Final answer:
A 95% confidence interval of (10 ± 4) suggests there is a 95% chance that the true population mean lies between 6 and 14. This interval is based on the sample data and implies that with repeated sampling, 95% of such intervals would contain the true mean μ. The confidence level indicates the proportion of intervals that would contain μ if sampling were repeated.
Step-by-step explanation:
When we say that a 95% confidence interval for a population mean μ is (10 ± 4), it means that there is a 95% chance that the true mean of the population lies between 6 and 14. This interval is calculated from a random sample of data and is used to estimate the parameter μ of the population from which the sample was drawn. It's important to note that this does not imply that the true population mean will definitely be within this range; rather, if we were to take multiple samples and construct a confidence interval from each one, we would expect about 95% of those intervals to contain the true population mean μ.

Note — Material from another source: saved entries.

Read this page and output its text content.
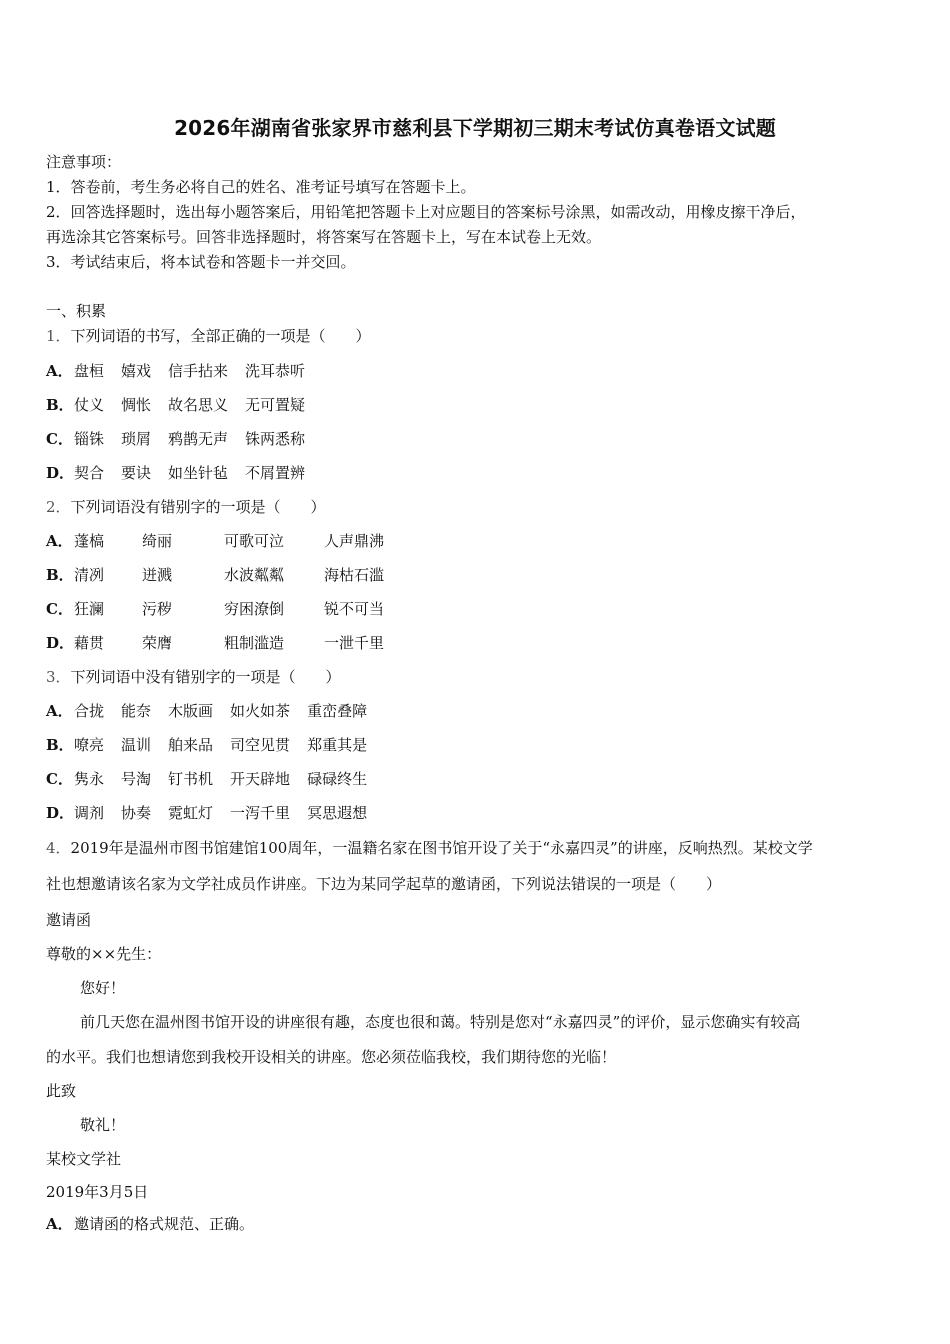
2026年湖南省张家界市慈利县下学期初三期末考试仿真卷语文试题
注意事项：
1．答卷前，考生务必将自己的姓名、准考证号填写在答题卡上。
2．回答选择题时，选出每小题答案后，用铅笔把答题卡上对应题目的答案标号涂黑，如需改动，用橡皮擦干净后，
再选涂其它答案标号。回答非选择题时，将答案写在答题卡上，写在本试卷上无效。
3．考试结束后，将本试卷和答题卡一并交回。
一、积累
1．下列词语的书写，全部正确的一项是（　　）
A．盘桓 嬉戏 信手拈来 洗耳恭听
B．仗义 惆怅 故名思义 无可置疑
C．锱铢 琐屑 鸦鹊无声 铢两悉称
D．契合 要诀 如坐针毡 不屑置辨
2．下列词语没有错别字的一项是（　　）
A．蓬槁	绮丽	可歌可泣	人声鼎沸
B．清冽	迸溅	水波粼粼	海枯石滥
C．狂澜	污秽	穷困潦倒	锐不可当
D．藉贯	荣膺	粗制滥造	一泄千里
3．下列词语中没有错别字的一项是（　　）
A．合拢 能奈 木版画 如火如茶 重峦叠障
B．嘹亮 温训 舶来品 司空见贯 郑重其是
C．隽永 号淘 钉书机 开天辟地 碌碌终生
D．调剂 协奏 霓虹灯 一泻千里 冥思遐想
4．2019年是温州市图书馆建馆100周年，一温籍名家在图书馆开设了关于“永嘉四灵”的讲座，反响热烈。某校文学
社也想邀请该名家为文学社成员作讲座。下边为某同学起草的邀请函，下列说法错误的一项是（　　）
邀请函
尊敬的××先生：
您好！
前几天您在温州图书馆开设的讲座很有趣，态度也很和蔼。特别是您对“永嘉四灵”的评价，显示您确实有较高
的水平。我们也想请您到我校开设相关的讲座。您必须莅临我校，我们期待您的光临！
此致
敬礼！
某校文学社
2019年3月5日
A．邀请函的格式规范、正确。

The 'confidence level' represents the percentage of confidence intervals that would contain the true population parameter μ if we took repeated samples. If our confidence level is 90%, then we can say that approximately 90%of the confidence intervals calculated from those samples would contain the true value of the population mean μ.
In summary, the confidence interval provides a range within which we can expect the true population mean to lie with a certain level of confidence, assuming that the sampling method is unbiased and that all other assumptions of the underlying statistical method are met.